一目で大怪我をしていると分かる状態だった。
「せ、先生? それ大丈夫……?」
クラスのマドンナ、小寺つぐみが心配そうに声をかける。
「大丈夫じゃない。痛い」
「そ、そう……」
『そのことは、これから話すことにもつながるのですが、異分子のせいですね』
「異分子ぃ~?」
4人の神の中で唯一女性の姿をしている神の言葉に唐沢教諭が怪訝な顔をする。
『あなた方を召喚する際に、邪魔が入らぬように結界を張りながら召喚の儀を執り行ったのですが、我々の張った結界を破って侵入した者がいるのです』
(なんだそりゃ?)
『そのものが侵入する際に部屋の戸を蹴り飛ばしたのですが、蹴り飛ばされた戸があなたにぶつかったようですね』
「え……それって?」
「もしかして俺、とばっちり……?」
『そうなるのでしょうか?』
まるで(というか完全に)他人事のように神が言うと、唐沢教諭はぷるぷる体を震わせている。

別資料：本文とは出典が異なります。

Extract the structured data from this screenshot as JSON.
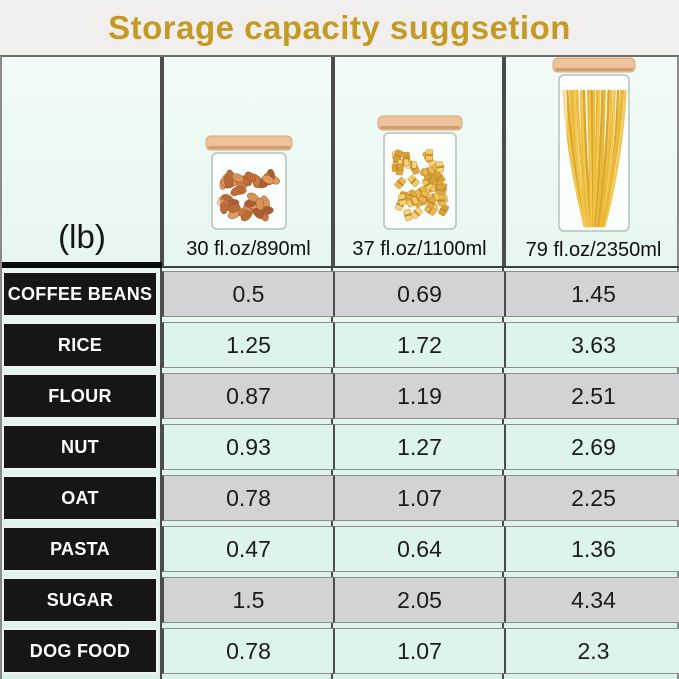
{
  "title": "Storage capacity suggsetion",
  "unit_label": "(lb)",
  "columns": [
    {
      "capacity": "30 fl.oz/890ml",
      "jar": "almonds-jar",
      "contents": "almonds"
    },
    {
      "capacity": "37 fl.oz/1100ml",
      "jar": "farfalle-pasta-jar",
      "contents": "farfalle"
    },
    {
      "capacity": "79 fl.oz/2350ml",
      "jar": "spaghetti-jar",
      "contents": "spaghetti"
    }
  ],
  "rows": [
    {
      "label": "COFFEE BEANS",
      "values": [
        "0.5",
        "0.69",
        "1.45"
      ]
    },
    {
      "label": "RICE",
      "values": [
        "1.25",
        "1.72",
        "3.63"
      ]
    },
    {
      "label": "FLOUR",
      "values": [
        "0.87",
        "1.19",
        "2.51"
      ]
    },
    {
      "label": "NUT",
      "values": [
        "0.93",
        "1.27",
        "2.69"
      ]
    },
    {
      "label": "OAT",
      "values": [
        "0.78",
        "1.07",
        "2.25"
      ]
    },
    {
      "label": "PASTA",
      "values": [
        "0.47",
        "0.64",
        "1.36"
      ]
    },
    {
      "label": "SUGAR",
      "values": [
        "1.5",
        "2.05",
        "4.34"
      ]
    },
    {
      "label": "DOG FOOD",
      "values": [
        "0.78",
        "1.07",
        "2.3"
      ]
    }
  ],
  "colors": {
    "title": "#c49a24",
    "mint_row": "#ddf4ea",
    "gray_row": "#d3d3d5",
    "label_bg": "#161616",
    "label_text": "#ffffff",
    "divider": "#4c4c4c",
    "lid_wood": "#eec39a"
  },
  "chart_data": {
    "type": "table",
    "title": "Storage capacity suggsetion",
    "unit": "(lb)",
    "columns": [
      "30 fl.oz/890ml",
      "37 fl.oz/1100ml",
      "79 fl.oz/2350ml"
    ],
    "rows": [
      {
        "label": "COFFEE BEANS",
        "values": [
          0.5,
          0.69,
          1.45
        ]
      },
      {
        "label": "RICE",
        "values": [
          1.25,
          1.72,
          3.63
        ]
      },
      {
        "label": "FLOUR",
        "values": [
          0.87,
          1.19,
          2.51
        ]
      },
      {
        "label": "NUT",
        "values": [
          0.93,
          1.27,
          2.69
        ]
      },
      {
        "label": "OAT",
        "values": [
          0.78,
          1.07,
          2.25
        ]
      },
      {
        "label": "PASTA",
        "values": [
          0.47,
          0.64,
          1.36
        ]
      },
      {
        "label": "SUGAR",
        "values": [
          1.5,
          2.05,
          4.34
        ]
      },
      {
        "label": "DOG FOOD",
        "values": [
          0.78,
          1.07,
          2.3
        ]
      }
    ]
  }
}
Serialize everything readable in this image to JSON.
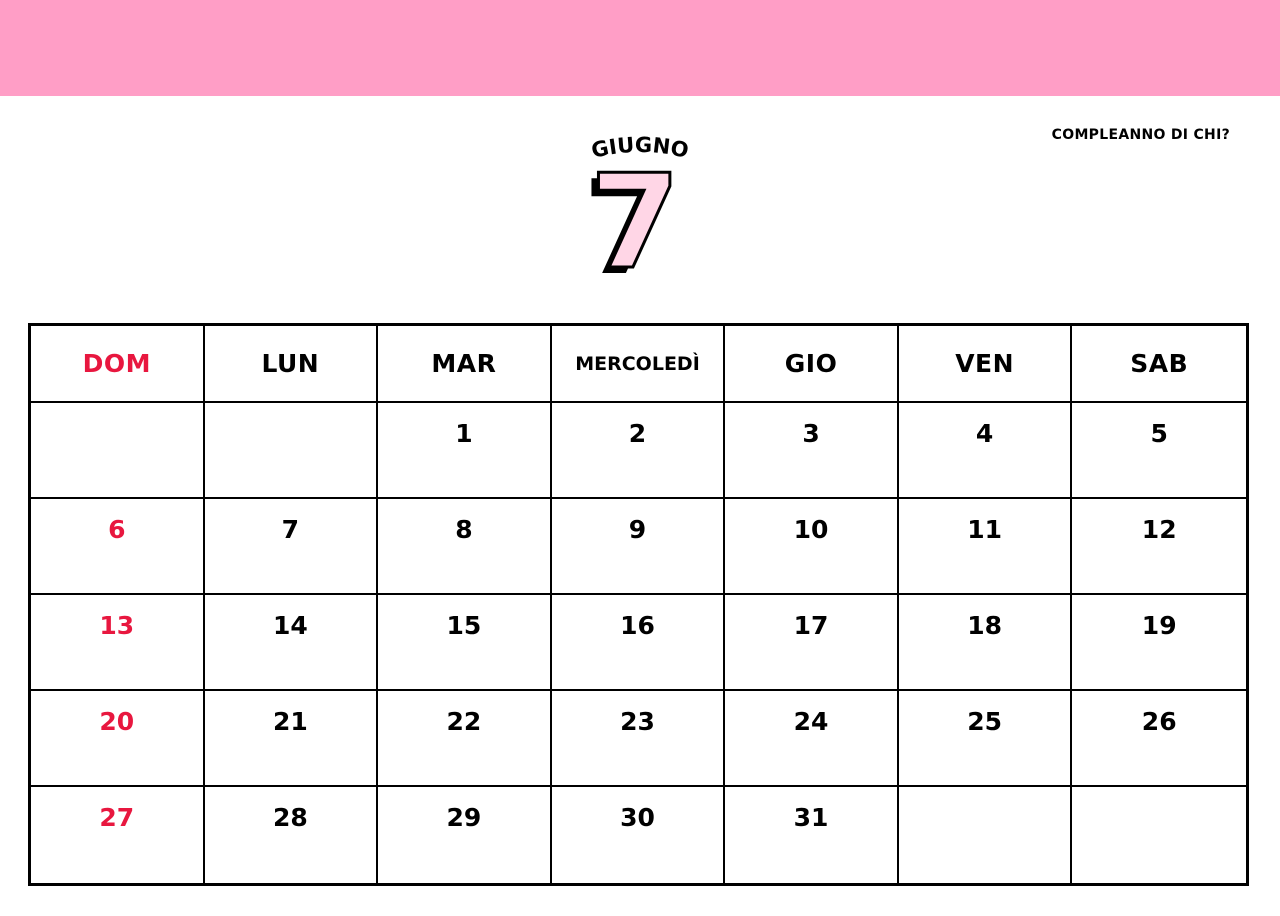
{
  "header": {
    "month": "GIUGNO",
    "day_number": "7",
    "note": "COMPLEANNO DI CHI?"
  },
  "colors": {
    "top_bar": "#ff9ec6",
    "sunday": "#e8173f",
    "day_fill": "#ffd6e6"
  },
  "calendar": {
    "weekdays": [
      "DOM",
      "LUN",
      "MAR",
      "MERCOLEDÌ",
      "GIO",
      "VEN",
      "SAB"
    ],
    "weeks": [
      [
        "",
        "",
        "1",
        "2",
        "3",
        "4",
        "5"
      ],
      [
        "6",
        "7",
        "8",
        "9",
        "10",
        "11",
        "12"
      ],
      [
        "13",
        "14",
        "15",
        "16",
        "17",
        "18",
        "19"
      ],
      [
        "20",
        "21",
        "22",
        "23",
        "24",
        "25",
        "26"
      ],
      [
        "27",
        "28",
        "29",
        "30",
        "31",
        "",
        ""
      ]
    ]
  }
}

「ふざけるなああ!! え何? いったい何の恨みがあって俺をこんな目に合わせたのそいつ?! その異分子?とやらがどこにいるか教えろ! 同じ目に合わせてやるぁああ!」
(気持ちは分からないでもないけど怒りすぎだろ唐沢先生……)
駆は唐沢教諭の怒りっぷりに引いていた。
正確には駆のみならず他の生徒らも、だが。
そんな唐沢教諭の言葉に、赤髪の若い見た目の神が嬉しそうに反応する。
『あぁっ! それはちょうど良かった! 実はそのことでもう一つ頼みたいことがあったのですよ!』
(なんだか面倒ごとを押し付けられそうだぞ……)
吉田駆は顔を顰める。
『あなた方の手で、その異分子の魂をこちらへ導いて欲しいのですよ』
「……え? それってどういう―――」
『要は、その異分子の抹殺をお前たちに依頼したいんだ』
あっさりと出た神の言葉に、唐沢教諭を初めとした生徒たちが凍り付いた。
『まあそういう反応されることも予想はしていたけどね、ちょっと確認したいことがあるからどうしてもその異分子の魂を確認しなければならないんだ。それには目の前で確認する必要があるし、その異分子がこのドゥーニアを滅茶苦茶にしないとも限らないことを鑑みての結論なんだ』
『これは命令ではない。命令ではないが、できる限り叶えてくれるととても助かる』
赤髪の神シュライアとその隣の隆々とした肉体を持つマイヤーの言葉に一同は沈黙する。
『まあ全てはドゥーニアに行ってからだね。もう時間がないし』
「えぇっ?! まだ色々と尋ねたいことが―――」
『大丈夫。人の子らには神託を授けたから君たちを悪いようにはしないはずだよ』
「だからと言って―――」
『じゃあいってらっしゃい!』
その言葉を最後に、吉田駆ら32人の生徒と一人の教師はドゥーニアへと旅立った。
◇◇◇
『あんなに適当でよかったの?』
知恵の神ウェズがシュライアに尋ねる。
『しょうがないよ。もともと時間がなかったのは本当だし、それにいくら言ったところで結局僕たちは彼らにしてみればただの誘拐者だからね。無理やり送った方が諦めもつくってものだろう?』
『酷い神もあったものね』
『仕方あるまい。我らにとって一番大事なのはこの世界の発展じゃからのう』
珍しくセメリウスがシュライアに同調した。
『そういうことだ』
『まあ、やってしまった以上はもうなるようにしかならないわね』
ウェズも気持ちを切り替えて今後のことについて頭を巡らせる。
『ではとにかく我らも動こうか』
『次の集まりにはシオフラニも来るんだろうの?』
『無理じゃない?』
『そのことについてもまた今後の課題ということでいいんじゃない?』
『じゃあまた今度ということで―――』
そういうとウェズはふっと消えた。
『忙しくなりそうじゃのう』
『覚悟していたことだろう』
続いてセメリウスとマイヤーもその場から消え、残されたのはシュライア一人となった。